> Is it possible that the virtual pass causes inefficiencies in some
> cases by sticking with r8-r31 when one of the 'normal' registers
> would be better?

That's not a fair question to ask, since the virtual pass can *only*
use r8-r31.  The first bank has to be left alone else the
devirtualizer becomes a few orders of magnitude harder, if not
impossible, to make work correctly.

> In some cases, the normal optimization steps remove a lot, if not all, 
> of the unnecessary register passing, but not always.

I've found that "removing uneeded moves through registers" is
something gcc does poorly in the post-reload optimizers.  I've written
my own on some occasions (for rl78 too).  Perhaps this is a good
starting point to look at?

> much needless copying, which strengthens my suspicion that it's 
> something in the RL78 backend that needs 'tweaking'.
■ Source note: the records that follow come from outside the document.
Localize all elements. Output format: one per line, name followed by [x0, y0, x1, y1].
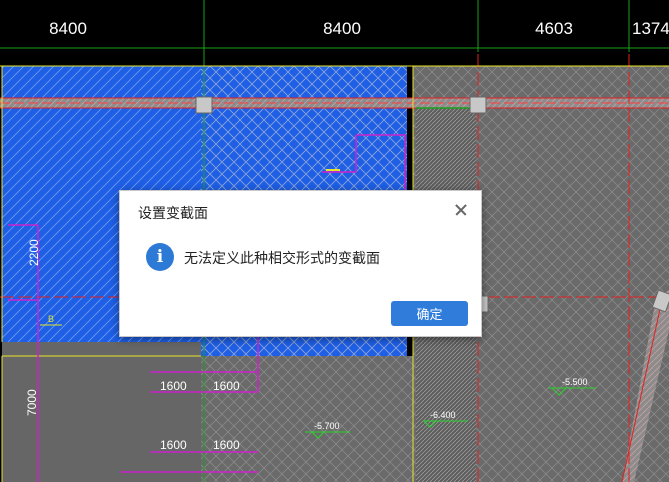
dim-label-7000: 7000 [25, 389, 39, 416]
elevation-label-6400: -6.400 [430, 410, 456, 420]
beam-horizontal [0, 97, 669, 109]
ruler-dim-1: 8400 [49, 19, 87, 38]
slab-mark-label: B [48, 314, 54, 324]
elevation-label-5700: -5.700 [314, 421, 340, 431]
elevation-label-5500: -5.500 [562, 377, 588, 387]
grip-handle-1 [195, 96, 213, 114]
close-icon[interactable] [451, 200, 471, 220]
dim-label-2200: 2200 [27, 239, 41, 266]
dim-label-1600-c: 1600 [160, 438, 187, 452]
dim-label-1600-b: 1600 [213, 379, 240, 393]
grip-handle-2 [469, 96, 487, 114]
dialog-message: 无法定义此种相交形式的变截面 [184, 250, 380, 266]
ruler-dim-3: 4603 [535, 19, 573, 38]
dialog-title: 设置变截面 [138, 205, 208, 221]
dim-label-1600-a: 1600 [160, 379, 187, 393]
dim-label-1600-d: 1600 [213, 438, 240, 452]
info-icon: i [146, 243, 174, 271]
ruler-dim-4: 1374 [632, 19, 669, 38]
ok-button[interactable]: 确定 [391, 301, 468, 326]
ruler-dim-2: 8400 [323, 19, 361, 38]
section-dialog: 设置变截面 i 无法定义此种相交形式的变截面 确定 [119, 190, 482, 337]
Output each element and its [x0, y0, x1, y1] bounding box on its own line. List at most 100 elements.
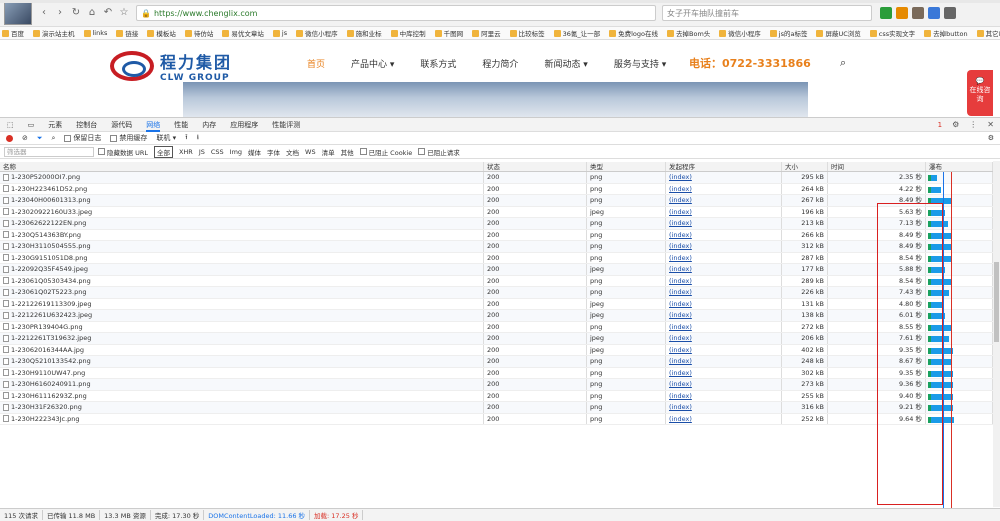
initiator-link[interactable]: (index) — [669, 231, 692, 239]
filter-type-8[interactable]: WS — [305, 148, 316, 156]
filter-type-10[interactable]: 其他 — [341, 147, 354, 157]
extension-icon[interactable] — [896, 7, 908, 19]
devtools-tab[interactable]: 源代码 — [111, 118, 132, 132]
table-row[interactable]: 1-230PR139404G.png 200 png (index) 272 kB 8.5… — [0, 321, 993, 333]
initiator-link[interactable]: (index) — [669, 369, 692, 377]
site-nav-item[interactable]: 联系方式 — [420, 57, 456, 70]
device-icon[interactable]: ▭ — [28, 118, 35, 132]
column-size[interactable]: 大小 — [782, 162, 828, 171]
bookmark-item[interactable]: 链接 — [116, 28, 138, 38]
devtools-tab[interactable]: 性能 — [174, 118, 188, 132]
bookmark-item[interactable]: 千图网 — [434, 28, 463, 38]
bookmark-item[interactable]: 免费logo在线 — [609, 28, 658, 38]
search-icon[interactable]: ⌕ — [51, 134, 55, 143]
initiator-link[interactable]: (index) — [669, 265, 692, 273]
home-icon[interactable]: ⌂ — [85, 6, 99, 20]
initiator-link[interactable]: (index) — [669, 288, 692, 296]
filter-type-9[interactable]: 清单 — [322, 147, 335, 157]
table-row[interactable]: 1-22092Q35F4549.jpeg 200 jpeg (index) 177 kB… — [0, 264, 993, 276]
bookmark-item[interactable]: 模板站 — [147, 28, 176, 38]
profile-avatar[interactable] — [4, 1, 32, 25]
site-search-icon[interactable]: ⌕ — [840, 56, 846, 70]
hide-data-url-checkbox[interactable]: 隐藏数据 URL — [98, 147, 148, 157]
initiator-link[interactable]: (index) — [669, 346, 692, 354]
table-row[interactable]: 1-23062016344AA.jpg 200 jpeg (index) 402 kB 9… — [0, 344, 993, 356]
bookmark-item[interactable]: 36氪_让一部 — [553, 28, 600, 38]
initiator-link[interactable]: (index) — [669, 392, 692, 400]
column-status[interactable]: 状态 — [484, 162, 587, 171]
site-nav-item[interactable]: 新闻动态 ▾ — [544, 57, 587, 70]
extension-icon[interactable] — [928, 7, 940, 19]
bookmark-item[interactable]: 微信小程序 — [296, 28, 338, 38]
initiator-link[interactable]: (index) — [669, 311, 692, 319]
table-row[interactable]: 1-2212261U632423.jpeg 200 jpeg (index) 138 k… — [0, 310, 993, 322]
initiator-link[interactable]: (index) — [669, 196, 692, 204]
bookmark-item[interactable]: 演示站主机 — [33, 28, 75, 38]
column-initiator[interactable]: 发起程序 — [666, 162, 782, 171]
filter-icon[interactable]: ⏷ — [37, 134, 43, 143]
table-row[interactable]: 1-230H31F26320.png 200 png (index) 316 kB 9.2… — [0, 402, 993, 414]
table-scrollbar-thumb[interactable] — [994, 262, 999, 342]
initiator-link[interactable]: (index) — [669, 334, 692, 342]
devtools-tab[interactable]: 控制台 — [76, 118, 97, 132]
filter-type-7[interactable]: 文档 — [286, 147, 299, 157]
table-row[interactable]: 1-230H3110504555.png 200 png (index) 312 kB 8… — [0, 241, 993, 253]
filter-type-2[interactable]: JS — [199, 148, 205, 156]
column-waterfall[interactable]: 瀑布 — [926, 162, 993, 171]
disable-cache-checkbox[interactable]: 禁用缓存 — [110, 133, 147, 143]
star-icon[interactable]: ☆ — [117, 6, 131, 20]
initiator-link[interactable]: (index) — [669, 208, 692, 216]
bookmark-item[interactable]: 去掉Bom头 — [667, 28, 710, 38]
initiator-link[interactable]: (index) — [669, 380, 692, 388]
close-icon[interactable]: ✕ — [987, 120, 994, 129]
initiator-link[interactable]: (index) — [669, 219, 692, 227]
bookmark-item[interactable]: 其它收藏 — [976, 28, 1000, 38]
devtools-tab[interactable]: 内存 — [202, 118, 216, 132]
bookmark-item[interactable]: 施和业标 — [346, 28, 382, 38]
blocked-cookies-checkbox[interactable]: 已阻止 Cookie — [359, 147, 412, 157]
online-chat-button[interactable]: 💬 在线咨询 — [967, 70, 993, 116]
network-settings-gear-icon[interactable]: ⚙ — [988, 134, 994, 142]
devtools-tab[interactable]: 网络 — [146, 118, 161, 132]
site-nav-item[interactable]: 程力简介 — [482, 57, 518, 70]
table-row[interactable]: 1-230H9110UW47.png 200 png (index) 302 kB 9.3… — [0, 367, 993, 379]
bookmark-item[interactable]: css实现文字 — [869, 28, 915, 38]
table-row[interactable]: 1-230Q514363BY.png 200 png (index) 266 kB 8.4… — [0, 229, 993, 241]
record-button[interactable] — [6, 134, 13, 142]
table-row[interactable]: 1-2212261T319632.jpeg 200 jpeg (index) 206 k… — [0, 333, 993, 345]
menu-icon[interactable] — [944, 7, 956, 19]
filter-input[interactable]: 筛选器 — [4, 146, 94, 157]
back-icon[interactable]: ‹ — [37, 6, 51, 20]
table-row[interactable]: 1-22122619113309.jpeg 200 jpeg (index) 131 k… — [0, 298, 993, 310]
filter-type-3[interactable]: CSS — [211, 148, 224, 156]
bookmark-item[interactable]: js的a标签 — [769, 28, 807, 38]
filter-type-5[interactable]: 媒体 — [248, 147, 261, 157]
site-logo[interactable]: 程力集团 CLW GROUP — [110, 49, 232, 83]
table-row[interactable]: 1-23020922160U33.jpeg 200 jpeg (index) 196 k… — [0, 206, 993, 218]
blocked-requests-checkbox[interactable]: 已阻止请求 — [418, 147, 460, 157]
restore-icon[interactable]: ↶ — [101, 6, 115, 20]
checkbox-box[interactable] — [359, 147, 367, 155]
bookmark-item[interactable]: 中库控制 — [390, 28, 426, 38]
site-nav-item[interactable]: 产品中心 ▾ — [351, 57, 394, 70]
export-icon[interactable]: ⭳ — [197, 133, 199, 144]
table-row[interactable]: 1-230H61116293Z.png 200 png (index) 255 kB 9.… — [0, 390, 993, 402]
bookmark-item[interactable]: 屏蔽UC浏览 — [816, 28, 861, 38]
bookmark-item[interactable]: 去掉button — [924, 28, 968, 38]
table-row[interactable]: 1-230H222343Jc.png 200 png (index) 252 kB 9.6… — [0, 413, 993, 425]
bookmark-item[interactable]: 阿里云 — [472, 28, 501, 38]
initiator-link[interactable]: (index) — [669, 185, 692, 193]
devtools-tab[interactable]: 性能评测 — [272, 118, 300, 132]
column-time[interactable]: 时间 — [828, 162, 926, 171]
table-row[interactable]: 1-230H223461D52.png 200 png (index) 264 kB 4.… — [0, 183, 993, 195]
table-row[interactable]: 1-230P52000OI7.png 200 png (index) 295 kB 2.3… — [0, 172, 993, 184]
initiator-link[interactable]: (index) — [669, 415, 692, 423]
table-row[interactable]: 1-230G9151051D8.png 200 png (index) 287 kB 8.… — [0, 252, 993, 264]
filter-type-4[interactable]: Img — [230, 148, 242, 156]
reload-icon[interactable]: ↻ — [69, 6, 83, 20]
filter-type-6[interactable]: 字体 — [267, 147, 280, 157]
devtools-tab[interactable]: 应用程序 — [230, 118, 258, 132]
filter-type-1[interactable]: XHR — [179, 148, 193, 156]
initiator-link[interactable]: (index) — [669, 300, 692, 308]
preserve-log-checkbox[interactable]: 保留日志 — [64, 133, 101, 143]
Of course it is, I've said that before I think.  The RL78 uses a
virtual model until reload, then converts each virtual instructions
into multiple real instructions, then optimizes the result.  This is
going to be worse than if the real model had been used throughout
(like arm or x86), but in this case, the real model *can't* be used
throughout, because gcc can't understand it well enough to get through
regalloc and reload.  The RL78 is just to "weird" to be modelled
as-is.

I keep hoping that gcc's own post-reload optimizers would do a better
job, though.  Combine should be able to combine, for example, the "mov
r8,ax; cmp r8,#4" types of insns together.